L'aide à dominante rééducative puise ses références théoriques dans les découvertes psychanalytiques. Elle s'appuie sur des connaissances qui éclairent la signification des attitudes de l'enfant et permettent de développer des réponses en adéquation. La pulsion de savoir qui se manifeste ordinairement à l'école, résulte du mode de satisfaction des pulsions antérieures. Celles-ci, exprimées aux différents orifices du corps (bouche, yeux, orifice anal, urétral etc...) sont signes de soumission aux exigences de la vie et demandent à être humanisées. La réponse des parents conditionne leur satisfaction et leur intégration dans une vie d'homme ou de femme. Elle oriente le positionnement de l'enfant face au don. Si l'enfant est dans l'incapacité d'apprendre, c'est à dire de prendre, de recevoir quelque chose venant d'un autre, l'hypothèse peut être faite d'une défaillance relationnelle au cours de son histoire personnelle. Si cette incapacité se double d'un étayage défectueux, au sens psychanalytique du terme, un soin psychique s'avère nécessaire hors de l'école. Mais si l'enfant est capable, au-delà de son symptôme scolaire, d'étayage personnel, s'il présente des capacités minimales d'appui sur des pulsions d'auto conservation et donc manifeste des capacités de défense, une aide rééducative peut être proposée avec un objectif précis et pour un temps déterminé. L'Education Nationale fait alors le pari, que dans certains cas, sans psychothérapie ni analyse mais avec le concours des rééducateurs, l'enfant peut prendre une place active au sein de l'école.

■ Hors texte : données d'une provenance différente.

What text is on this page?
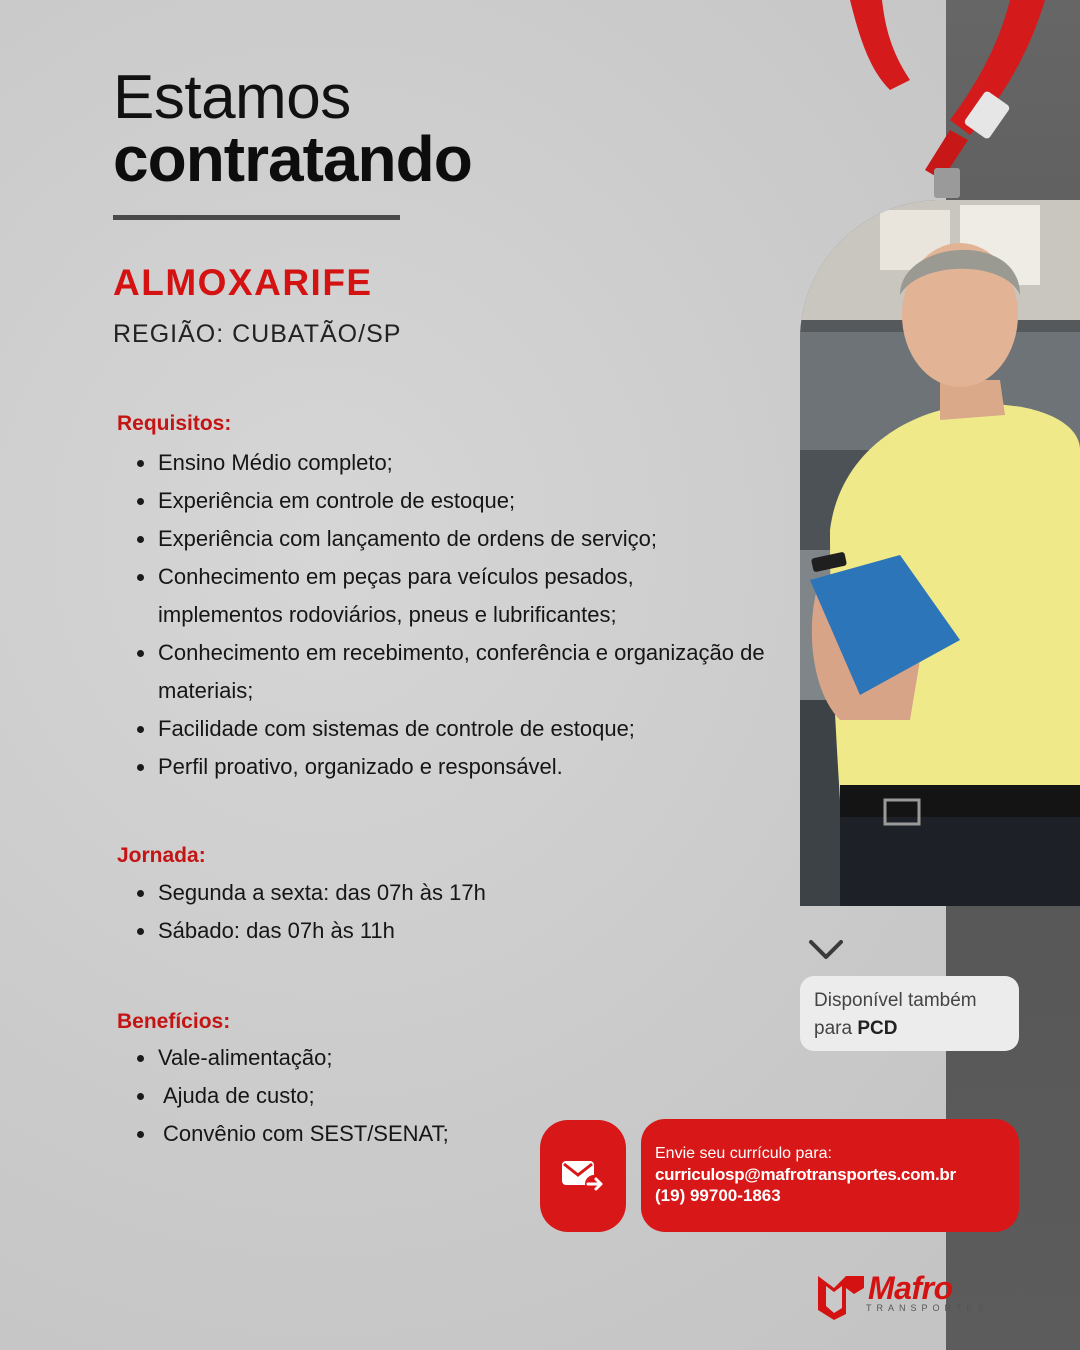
Estamos
contratando
ALMOXARIFE
REGIÃO: CUBATÃO/SP
Requisitos:
Ensino Médio completo;
Experiência em controle de estoque;
Experiência com lançamento de ordens de serviço;
Conhecimento em peças para veículos pesados, implementos rodoviários, pneus e lubrificantes;
Conhecimento em recebimento, conferência e organização de materiais;
Facilidade com sistemas de controle de estoque;
Perfil proativo, organizado e responsável.
Jornada:
Segunda a sexta: das 07h às 17h
Sábado: das 07h às 11h
Benefícios:
Vale-alimentação;
Ajuda de custo;
Convênio com SEST/SENAT;
Disponível também
para PCD
Envie seu currículo para:
curriculosp@mafrotransportes.com.br
(19) 99700-1863
Mafro
TRANSPORTES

Le travail rééducatif vise avant tout à autonomiser le sujet. Pour ce faire la notion de coupure qui place les êtres en différence est essentielle. Quand un enseignant fait appel au réseau d'aides spécialisées pour un enfant en difficulté dans sa classe et que ce signalement est fondé, la première chose à faire est de rencontrer les parents pour cerner le plus finement possible ce qui se joue autour de cette difficulté. Souvent cet entretien révèle des habitudes qui ligotent l'enfant, l'attachent à ses parents comme bébé et l'empêchent de grandir. Grandir, c'est se séparer, trouver sa place unique à bonne distance de l'autre et s'installer ainsi dans une solitude fondamentale. Quand des liens destructeurs viennent au jour dans le discours des parents ou de l'enfant, le devoir du rééducateur est de rappeler la Loi, de formuler l'interdit, de dire ce qu'il n'est pas possible de faire "entre" des sujets, d'indiquer une coupure par la parole. L'interdit, véhiculé par le lien social, est normalement vécu de façon implicite, sans justification. Il va devoir pour des parents négligents ou ignorants être expliqué, justifié.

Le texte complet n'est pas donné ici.